When to use the bootstrap
| Use bootstrap when… | Don’t bother when… |
|---|---|
| No formula for the SE exists | Standard formulas are available and valid |
| The statistic is complicated (ratios, quantiles) | You’re computing a simple mean |
| You suspect non-normality | n is large and CLT applies |
| You want a quick, assumption-free CI | You need exact small-sample inference |
The bootstrap is not magic — it can fail with very small samples or non-smooth statistics. But for most practical situations, it’s the easiest path to a valid confidence interval.
Did you know?
- Bradley Efron invented the bootstrap in 1979 at Stanford. The name comes from the expression “pulling yourself up by your bootstraps” — attributed to the tall tales of Baron Munchausen, who claimed to have pulled himself out of a swamp by his own hair (later versions say bootstraps). The idea that a sample can estimate its own sampling distribution seemed equally absurd at first.

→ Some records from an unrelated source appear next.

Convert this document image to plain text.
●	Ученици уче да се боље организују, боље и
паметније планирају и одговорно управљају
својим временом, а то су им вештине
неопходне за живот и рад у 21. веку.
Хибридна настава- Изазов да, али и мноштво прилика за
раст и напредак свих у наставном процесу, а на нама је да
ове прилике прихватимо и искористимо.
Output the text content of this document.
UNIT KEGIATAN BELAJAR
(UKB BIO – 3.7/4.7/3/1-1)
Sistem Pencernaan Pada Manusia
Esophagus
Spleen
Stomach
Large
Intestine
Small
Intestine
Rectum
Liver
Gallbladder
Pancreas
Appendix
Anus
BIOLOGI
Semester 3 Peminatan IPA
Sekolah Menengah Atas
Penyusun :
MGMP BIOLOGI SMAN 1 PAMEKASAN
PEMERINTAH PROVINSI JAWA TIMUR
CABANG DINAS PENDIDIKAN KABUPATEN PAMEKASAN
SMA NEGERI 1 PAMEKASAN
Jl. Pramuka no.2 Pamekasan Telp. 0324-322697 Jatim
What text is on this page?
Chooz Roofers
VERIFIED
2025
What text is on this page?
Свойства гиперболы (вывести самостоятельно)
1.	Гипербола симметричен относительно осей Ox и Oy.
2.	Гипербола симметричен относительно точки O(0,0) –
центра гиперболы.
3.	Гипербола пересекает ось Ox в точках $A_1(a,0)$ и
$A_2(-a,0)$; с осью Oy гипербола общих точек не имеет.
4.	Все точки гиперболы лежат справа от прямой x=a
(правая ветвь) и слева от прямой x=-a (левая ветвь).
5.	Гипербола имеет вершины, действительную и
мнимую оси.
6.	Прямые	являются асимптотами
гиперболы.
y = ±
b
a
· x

- When Efron first presented the bootstrap, many statisticians were skeptical. One famously asked: “You’re just sampling from your sample — how can that tell you anything new?” The answer: it tells you about the variability of your estimate, not about new data points.
- The bootstrap is now one of the most cited statistical methods ever. Efron’s 1979 paper has over 20,000 citations. He received the International Prize in Statistics (the statistics equivalent of the Nobel) in 2019 for this work.
- Before the bootstrap, getting standard errors for complex statistics (ratios, quantiles, eigenvalues) required either painful analytical derivations or the delta method — a Taylor expansion trick that often required heroic assumptions. The bootstrap made all of that unnecessary.